Americans and Footb... Soccer - The Reykjavik Grapevine

Americans and Footb… Soccer

Americans and Footb… Soccer

Published June 18, 2010

It’s easy to forget, but football has a long history in the US. Back in the early days, before World War II, they were quite good, even reaching the semifinal in the first World Cup. It wasn’t until the post-WWII period that the Americans started to fall behind the rest of the football playing nations. Their last bit of glory until modern times was when England and the United States met in the World Cup was in 1950, and the US won 1-0. The man who scored the goal was a Haitian accounting student at Columbia University named Joe Gaetjens.
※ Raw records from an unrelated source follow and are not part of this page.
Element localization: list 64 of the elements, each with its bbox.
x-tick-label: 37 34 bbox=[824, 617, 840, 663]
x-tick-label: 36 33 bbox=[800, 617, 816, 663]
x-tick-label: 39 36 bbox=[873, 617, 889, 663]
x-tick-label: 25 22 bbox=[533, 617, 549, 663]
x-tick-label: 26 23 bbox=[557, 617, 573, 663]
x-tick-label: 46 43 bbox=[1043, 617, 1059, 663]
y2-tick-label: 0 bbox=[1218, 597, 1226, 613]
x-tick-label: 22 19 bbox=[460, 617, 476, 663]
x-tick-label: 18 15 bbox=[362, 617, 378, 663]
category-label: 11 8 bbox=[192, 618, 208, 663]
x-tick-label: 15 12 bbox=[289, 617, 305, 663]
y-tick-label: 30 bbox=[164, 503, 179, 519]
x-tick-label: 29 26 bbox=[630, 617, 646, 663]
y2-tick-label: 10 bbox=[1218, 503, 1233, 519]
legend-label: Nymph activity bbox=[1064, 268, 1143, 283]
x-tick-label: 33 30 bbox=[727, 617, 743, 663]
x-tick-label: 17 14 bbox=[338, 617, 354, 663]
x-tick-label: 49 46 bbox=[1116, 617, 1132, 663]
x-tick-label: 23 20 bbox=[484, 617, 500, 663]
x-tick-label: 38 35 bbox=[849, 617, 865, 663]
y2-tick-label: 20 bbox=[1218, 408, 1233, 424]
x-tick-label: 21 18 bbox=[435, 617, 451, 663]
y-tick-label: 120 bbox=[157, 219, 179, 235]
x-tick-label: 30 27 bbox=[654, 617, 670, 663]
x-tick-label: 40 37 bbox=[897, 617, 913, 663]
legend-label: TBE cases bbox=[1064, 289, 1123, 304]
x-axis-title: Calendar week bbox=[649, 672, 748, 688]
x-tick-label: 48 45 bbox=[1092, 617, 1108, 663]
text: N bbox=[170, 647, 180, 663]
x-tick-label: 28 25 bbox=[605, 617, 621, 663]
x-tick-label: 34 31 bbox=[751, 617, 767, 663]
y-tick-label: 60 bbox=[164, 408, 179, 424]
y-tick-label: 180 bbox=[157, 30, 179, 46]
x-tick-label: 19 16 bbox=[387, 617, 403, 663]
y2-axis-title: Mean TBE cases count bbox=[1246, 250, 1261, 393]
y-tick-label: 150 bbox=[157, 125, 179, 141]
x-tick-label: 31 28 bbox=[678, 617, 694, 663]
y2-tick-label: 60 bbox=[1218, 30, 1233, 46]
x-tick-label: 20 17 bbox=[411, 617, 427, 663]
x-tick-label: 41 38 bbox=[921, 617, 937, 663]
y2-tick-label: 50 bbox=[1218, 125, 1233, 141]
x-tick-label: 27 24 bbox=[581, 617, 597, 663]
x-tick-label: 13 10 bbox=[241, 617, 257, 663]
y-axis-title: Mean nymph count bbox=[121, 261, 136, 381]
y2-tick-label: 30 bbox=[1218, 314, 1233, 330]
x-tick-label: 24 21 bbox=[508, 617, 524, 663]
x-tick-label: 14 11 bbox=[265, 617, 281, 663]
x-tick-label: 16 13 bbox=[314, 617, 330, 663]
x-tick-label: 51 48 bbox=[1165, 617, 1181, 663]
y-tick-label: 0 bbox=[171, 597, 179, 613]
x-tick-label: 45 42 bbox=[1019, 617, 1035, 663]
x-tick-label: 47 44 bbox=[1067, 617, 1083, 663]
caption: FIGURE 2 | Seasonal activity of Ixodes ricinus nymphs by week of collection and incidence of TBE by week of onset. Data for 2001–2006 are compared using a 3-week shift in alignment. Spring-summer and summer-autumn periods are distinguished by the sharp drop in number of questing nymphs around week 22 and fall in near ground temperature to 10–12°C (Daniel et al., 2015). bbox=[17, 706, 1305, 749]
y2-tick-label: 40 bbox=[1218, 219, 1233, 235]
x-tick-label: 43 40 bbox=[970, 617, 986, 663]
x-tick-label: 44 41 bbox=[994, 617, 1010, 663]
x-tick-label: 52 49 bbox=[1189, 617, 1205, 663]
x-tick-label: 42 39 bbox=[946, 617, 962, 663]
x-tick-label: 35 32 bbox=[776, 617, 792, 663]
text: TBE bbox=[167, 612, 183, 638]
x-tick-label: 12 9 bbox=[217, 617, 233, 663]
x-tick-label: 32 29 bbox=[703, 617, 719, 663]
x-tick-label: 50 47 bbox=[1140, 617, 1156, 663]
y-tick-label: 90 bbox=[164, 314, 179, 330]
Almost completely unknown in the US, Gaetjens was a hero in his native Haiti, and after moving back there got into trouble with dictator Papa Doc Duvalier and died in prison. Watch this heartbreaking 10 minute documentary about Joe Gaetjens.
The American right-wing has a love/hate relationship with football, they love to hate it. Every four years there’s a flurry of commentary from US conservatives about how football is a game for socialists, illegal immigrants and your mother is a whore. My favorite recent anti-football essay came last year and had nothing to do with the World Cup, just theologian Stephen H. Webb’s absurd xenophobia and chauvinism, How Soccer is Ruining America. Favorite quote: “As a display of nearly death-defying stamina, soccer mimics the paradigmatic feminine experience of childbirth more than the masculine business of destroying your opponent with insurmountable power.”
In the 1920s football was just about to turn into a major sport in the United States. Slate explains what went wrong. And don’t forget to check out the lovely video at the bottom of the article that makes fun of the often ridiculous norms of American sports television coverage.*
Also from Slate, an informative explanation of why Americans (and Australians and Canadians) use the word soccer.

* Yes, yes, I know that this makes perfect sense for sports with frequent, predictable stops and starts like baseball and American football.